Do you feel like your relationship is at a standstill or stuck in limbo?
Do you and your partner have the same argument over and over again?
Do you feel like you and your partner are drifting apart?
Do you desire more intimacy between you and your partner?
If you answered 'yes' to any of these questions, then it might be time to seek professional guidance. The goal of couples therapy is to equip you with tools for healthy and effective communication outside of sessions, along with a stronger ability to resolve conflict, deepen intimacy, and feel more aligned with your partner.
When couples reach out, it is often because communication feels strained. Conversations may feel circular and unproductive, leaving each person feeling unseen, unheard, and misunderstood. You may feel like small disagreements spiral into painful conflicts that end up in tears, frustration, or silence.

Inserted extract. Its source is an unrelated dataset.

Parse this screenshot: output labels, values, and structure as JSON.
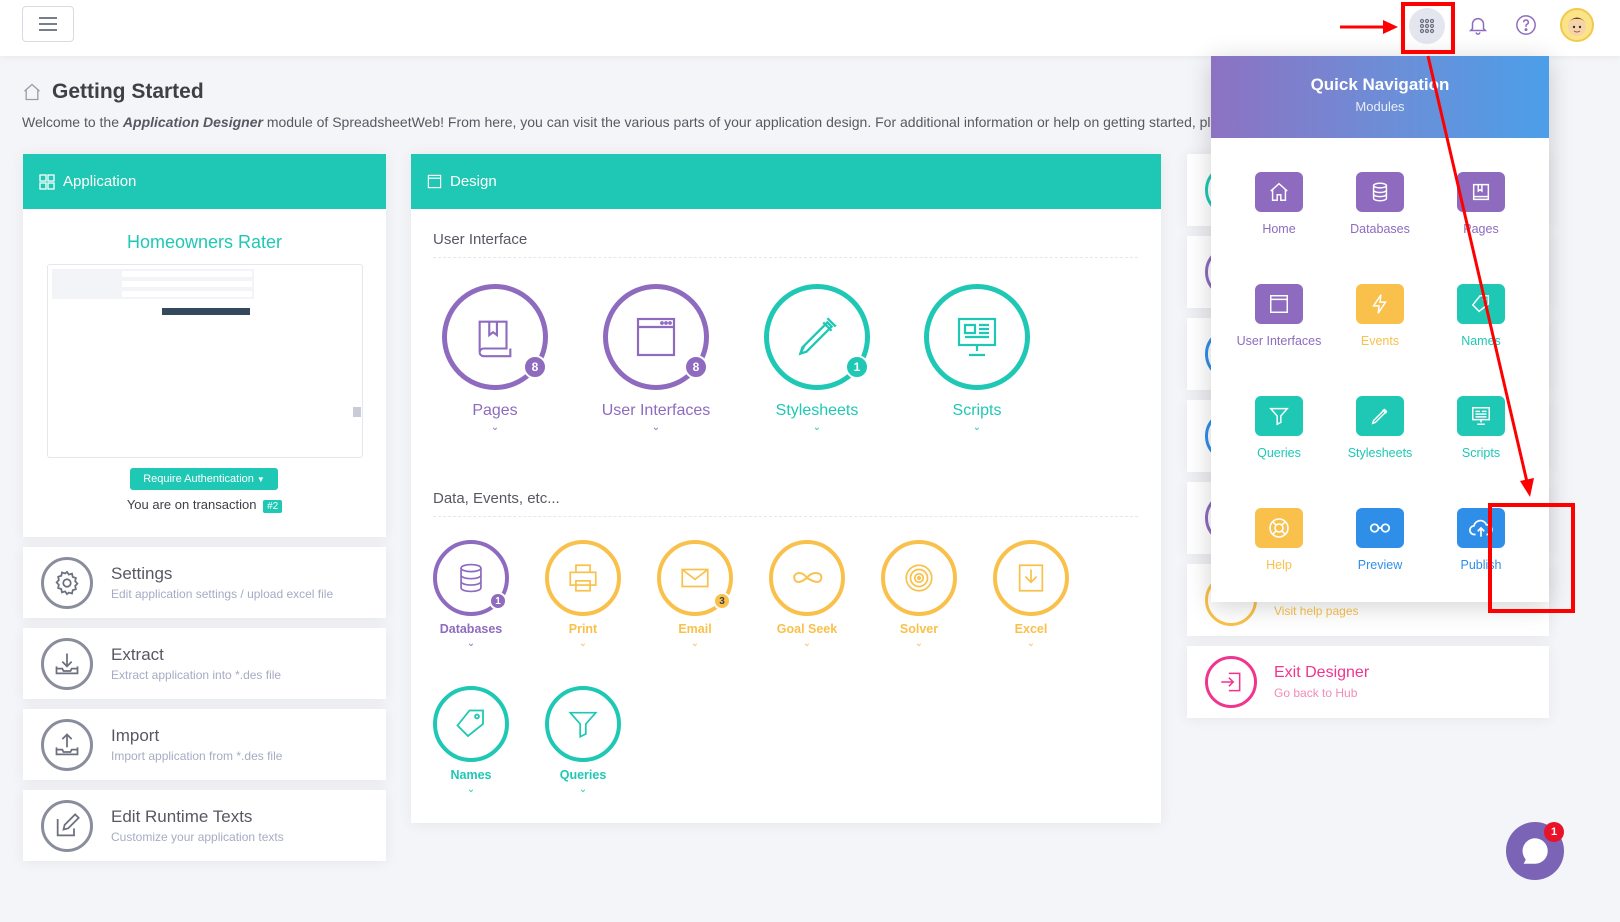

In couples therapy, we take the time to:
Identify the patterns that lead to emotional disconnection
Repair ruptures or betrayals
Re-build and strengthen trust
Practice effective communication and listening tools using the Gottman Method
Strengthen emotional safety and deepen intimacy
Understand how early relationships might shape the way you connect with your partner today
Common issues couples bring to therapy:
Communication struggles
Infidelity or betrayal
Rupture of trust
Intimacy issues
Mental health struggles
Conflicts with extended or blended families
Difficulty balancing work, life, and relationship needs
Disagreements around sex or pornography
Pre-marital concerns or readiness for commitment
Divorce or separation
Addiction or partner addiction support
Chronic illness or caretaking strain
Whether you’ve been together for years or are just beginning to build a life together, couples therapy can help you reconnect and create the relationship you desire. If any of the above feels familiar, reach out today for a free consultation.
Pre-Marital Counseling
Do you see a future with your partner and want to make sure you’re aligned on the important things?
Are you planning a wedding and feeling overwhelmed by stress, family expectations, or communication challenges?
Pre-marital counseling can support you during this transitional time by helping you lay a strong foundation before entering marriage.
This work is especially useful for couples who:
Want to get ahead of future challenges by addressing concerns or potential conflict early
Are unsure how to navigate tough conversations around family, finances, or values
Want to strengthen their bond or confidence before making a lifelong commitment
Are dealing with wedding-related stress or conflict with family
Want to ensure they’re on the same page emotionally, spiritually, and practically
Pre-marital counseling is a space to explore everything openly so that there are no surprises down the road. It can also be a helpful place to talk through past relationships, family-of-origin wounds, or fears that come up when planning the future.
Life can get more complicated, which makes this the perfect time to learn how to create a secure base together.
Relationship Counseling
Not all relationships look the same, and not all people seek therapy in a romantic context. Relationship counseling is for romantic partners, friendships, partnerships, family, and more. Relationship counseling can be a supportive space for anyone who is navigating relational struggles, regardless of the type of connection.
You might benefit from relationship counseling if:
You’re in a new relationship and want to avoid repeating patterns from the past
You’ve experienced betrayal or unhealthy dynamics in past relationships
You struggle with trust, jealousy, or feeling emotionally reactive
You desire a stronger, more secure relationship with improved communication
You fear that your emotions are “too much” or will drive others away
You feel suspicious or fearful of other people's motives
Relationship counseling can also be helpful for those who are in a relationship and want to protect, improve, or maintain what they’ve built.
Our relationships are the backbone of our lives, and it’s important to nurture and strengthen them. This space can offer support as you unpack fears, regulate your emotions, and strengthen your ability to trust.
Evidence-Based Therapy Approaches
In my work with couples, I use evidence-based modalities that support deeper connection, clear communication, and emotional safety. I tailor my approach to fit the specific needs and dynamics of each relationship.
Emotionally Focused Therapy (EFT): I use EFT to help couples identify the emotional experiences driving conflict and create a more secure bond through vulnerability, emotional attunement, and repair.
The Gottman Method: I use this method to incorporate practical tools that help couples improve communication and manage conflict more effectively.
PACT (Psychobiological Approach to Couple Therapy): Using PACT, I support couples in understanding how their nervous systems and early attachment histories influence the way they relate and respond to each other.
Solution-Focused Therapy: When couples feel stuck, I use a solution-focused lens to highlight what’s already working well and build momentum toward the relationship they want to create.
Attachment Theory I use an attachment lens to help couples understand how early experiences shape current patterns of connection, including the ways insecurity can lead to disconnection or escalation. By bringing awareness to these dynamics, we work toward developing a more secure attachment that fosters stability, emotional safety, and healthier communication in the relationship.